Book Recommendations

Episode Q&A

**How did Countly land Intel as one of its first bootstrapped SaaS customers?**
Intel discovered Countly's open-source mobile analytics tool and reached out asking for an enterprise version – before one even existed. Onur and his team scrambled to build it while the customer was already waiting.

**Why did Countly's first SaaS product fail?**
Countly Cloud looked identical to competitors like Mixpanel and Google Analytics. It had no privacy differentiator, hit a revenue ceiling, and couldn't grow beyond a certain MRR. They killed it to refocus on enterprise.

**How did Onur Alp Soner use Hacker News to grow Countly's bootstrapped SaaS?**
Onur wrote a blog post about choosing unfamiliar technologies (Node.js and MongoDB instead of C++) that hit the front page of Hacker News. The attention brought large companies directly to them without any outbound effort.

**What did Onur Alp Soner learn from undercharging Countly's first 10 enterprise customers?**
He learned that enterprise buyers are paying for expertise and strategic consulting, not just software. After those first 10 deals, Countly stopped publishing pricing and instead scoped each deal based on how much hands-on support the customer needed.
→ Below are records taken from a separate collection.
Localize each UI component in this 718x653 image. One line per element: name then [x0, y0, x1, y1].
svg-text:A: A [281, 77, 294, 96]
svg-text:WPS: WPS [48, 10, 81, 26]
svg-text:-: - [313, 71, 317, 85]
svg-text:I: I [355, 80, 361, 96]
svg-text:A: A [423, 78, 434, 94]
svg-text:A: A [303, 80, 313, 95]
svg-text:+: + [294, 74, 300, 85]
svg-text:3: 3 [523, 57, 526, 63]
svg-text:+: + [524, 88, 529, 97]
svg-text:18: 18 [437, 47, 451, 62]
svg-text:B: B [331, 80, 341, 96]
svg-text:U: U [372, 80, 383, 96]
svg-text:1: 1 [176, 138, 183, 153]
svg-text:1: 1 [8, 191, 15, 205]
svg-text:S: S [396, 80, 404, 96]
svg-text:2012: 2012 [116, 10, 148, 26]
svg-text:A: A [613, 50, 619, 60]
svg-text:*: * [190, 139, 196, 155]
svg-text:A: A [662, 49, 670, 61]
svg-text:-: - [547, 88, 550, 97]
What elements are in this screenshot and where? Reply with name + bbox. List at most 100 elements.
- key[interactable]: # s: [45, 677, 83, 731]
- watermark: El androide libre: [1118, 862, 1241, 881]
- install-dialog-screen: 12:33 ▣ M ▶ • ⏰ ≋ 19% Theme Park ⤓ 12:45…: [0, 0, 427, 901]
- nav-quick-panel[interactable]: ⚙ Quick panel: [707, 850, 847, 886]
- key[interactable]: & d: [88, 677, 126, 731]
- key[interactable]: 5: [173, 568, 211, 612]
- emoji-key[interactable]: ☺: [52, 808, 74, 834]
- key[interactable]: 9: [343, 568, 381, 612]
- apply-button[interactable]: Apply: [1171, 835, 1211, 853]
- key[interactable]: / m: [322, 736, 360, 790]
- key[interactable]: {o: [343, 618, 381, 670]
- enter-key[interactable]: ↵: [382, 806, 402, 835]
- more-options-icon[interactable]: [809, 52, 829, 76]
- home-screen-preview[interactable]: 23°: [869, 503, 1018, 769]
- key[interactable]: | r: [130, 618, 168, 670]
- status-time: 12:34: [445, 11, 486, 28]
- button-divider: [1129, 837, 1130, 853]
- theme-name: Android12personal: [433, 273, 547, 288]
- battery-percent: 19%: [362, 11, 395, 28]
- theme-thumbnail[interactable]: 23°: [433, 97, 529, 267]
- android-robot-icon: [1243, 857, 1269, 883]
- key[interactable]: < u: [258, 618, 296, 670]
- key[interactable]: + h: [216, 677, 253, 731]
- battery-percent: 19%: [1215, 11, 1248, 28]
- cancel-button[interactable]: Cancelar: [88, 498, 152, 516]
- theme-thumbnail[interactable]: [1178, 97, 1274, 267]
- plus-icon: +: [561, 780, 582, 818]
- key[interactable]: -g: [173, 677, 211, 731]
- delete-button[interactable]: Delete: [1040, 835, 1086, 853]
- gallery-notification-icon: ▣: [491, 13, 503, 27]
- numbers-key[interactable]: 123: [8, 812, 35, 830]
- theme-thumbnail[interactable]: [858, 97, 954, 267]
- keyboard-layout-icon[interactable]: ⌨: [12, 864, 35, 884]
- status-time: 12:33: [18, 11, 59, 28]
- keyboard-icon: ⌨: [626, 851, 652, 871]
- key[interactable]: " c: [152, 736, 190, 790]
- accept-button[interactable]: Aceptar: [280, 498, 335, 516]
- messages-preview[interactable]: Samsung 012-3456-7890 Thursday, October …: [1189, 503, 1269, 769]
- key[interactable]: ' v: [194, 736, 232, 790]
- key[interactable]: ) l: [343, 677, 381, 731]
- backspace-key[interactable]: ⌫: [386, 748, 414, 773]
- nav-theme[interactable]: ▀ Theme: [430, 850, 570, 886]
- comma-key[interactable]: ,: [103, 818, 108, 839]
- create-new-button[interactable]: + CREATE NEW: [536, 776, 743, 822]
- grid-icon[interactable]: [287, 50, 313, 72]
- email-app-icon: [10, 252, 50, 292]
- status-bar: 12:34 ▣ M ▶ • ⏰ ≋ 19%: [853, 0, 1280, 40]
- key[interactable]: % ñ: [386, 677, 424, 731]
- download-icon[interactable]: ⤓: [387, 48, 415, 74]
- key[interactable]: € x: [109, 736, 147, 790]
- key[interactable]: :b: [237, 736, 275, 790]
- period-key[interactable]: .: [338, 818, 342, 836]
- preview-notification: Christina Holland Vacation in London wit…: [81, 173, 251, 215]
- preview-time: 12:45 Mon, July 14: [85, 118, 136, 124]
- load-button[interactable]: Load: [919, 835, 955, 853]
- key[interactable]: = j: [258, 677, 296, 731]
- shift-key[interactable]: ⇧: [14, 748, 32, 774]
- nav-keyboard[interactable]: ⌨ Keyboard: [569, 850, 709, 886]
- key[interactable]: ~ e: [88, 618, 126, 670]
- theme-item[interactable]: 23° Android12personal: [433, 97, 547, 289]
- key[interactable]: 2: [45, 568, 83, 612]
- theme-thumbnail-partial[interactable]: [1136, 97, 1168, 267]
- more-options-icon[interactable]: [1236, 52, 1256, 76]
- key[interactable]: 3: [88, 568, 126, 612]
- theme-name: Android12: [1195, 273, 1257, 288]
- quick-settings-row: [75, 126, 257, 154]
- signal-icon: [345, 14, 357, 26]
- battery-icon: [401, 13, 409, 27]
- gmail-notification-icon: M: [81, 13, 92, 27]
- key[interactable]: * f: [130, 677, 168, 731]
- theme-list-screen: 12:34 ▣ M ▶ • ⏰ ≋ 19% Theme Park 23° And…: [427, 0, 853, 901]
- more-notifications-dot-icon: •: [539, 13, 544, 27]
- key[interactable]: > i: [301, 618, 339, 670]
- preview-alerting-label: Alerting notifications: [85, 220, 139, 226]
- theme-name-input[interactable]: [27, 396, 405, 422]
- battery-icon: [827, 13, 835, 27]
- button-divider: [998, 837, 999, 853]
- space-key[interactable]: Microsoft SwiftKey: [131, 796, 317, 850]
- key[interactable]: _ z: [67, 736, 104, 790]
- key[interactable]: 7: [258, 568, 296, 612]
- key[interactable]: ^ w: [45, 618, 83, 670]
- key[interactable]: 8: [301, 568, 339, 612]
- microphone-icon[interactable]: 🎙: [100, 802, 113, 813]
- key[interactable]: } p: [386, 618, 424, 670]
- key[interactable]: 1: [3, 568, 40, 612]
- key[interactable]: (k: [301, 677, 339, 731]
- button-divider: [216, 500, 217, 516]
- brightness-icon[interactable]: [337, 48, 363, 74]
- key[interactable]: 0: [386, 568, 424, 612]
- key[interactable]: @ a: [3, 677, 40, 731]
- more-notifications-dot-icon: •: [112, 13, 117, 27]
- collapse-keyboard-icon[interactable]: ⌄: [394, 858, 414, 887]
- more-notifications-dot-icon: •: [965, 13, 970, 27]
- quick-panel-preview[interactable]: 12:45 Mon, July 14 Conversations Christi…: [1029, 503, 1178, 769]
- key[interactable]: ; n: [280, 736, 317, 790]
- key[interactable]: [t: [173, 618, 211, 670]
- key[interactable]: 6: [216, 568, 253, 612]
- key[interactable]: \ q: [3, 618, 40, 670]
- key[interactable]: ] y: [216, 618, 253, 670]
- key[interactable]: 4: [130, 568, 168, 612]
**How did Countly's co-founder breakup nearly destroy the bootstrapped SaaS business?**
A misalignment that built over four years finally erupted into an eight-month breakup process. Neither founder fully owned the company during that period, and the visible tension affected the entire team's ability to execute.

**How does Countly Flex differentiate from competitors like Mixpanel and Google Analytics?**
Instead of a shared multi-tenant environment, Flex spins up a dedicated server for each customer in their chosen region. This preserves data ownership and privacy compliance while making enterprise-grade analytics accessible to smaller companies.

**Why did Countly never raise VC funding despite serving Fortune 500 customers?**
Being bootstrapped gave Countly the patience to build properly over 12 years. Onur argues that VC timelines would have forced premature decisions, while bootstrapping let them survive mistakes like the failed first SaaS and the co-founder breakup.

**What content strategy did Countly use to drive inbound leads for 12 years?**
They focused on thorough product documentation that explained use cases (not just API endpoints), regular blog posts sharing founder lessons, and open-source code that enterprise buyers could evaluate before purchasing.

**How did Onur Alp Soner rebuild Countly after the co-founder split?**
He had hard conversations earlier with remaining team members, set clearer boundaries on product vision, and relaunched the SaaS product (Flex) with a privacy-first dedicated-server model that aligned with the company's core values.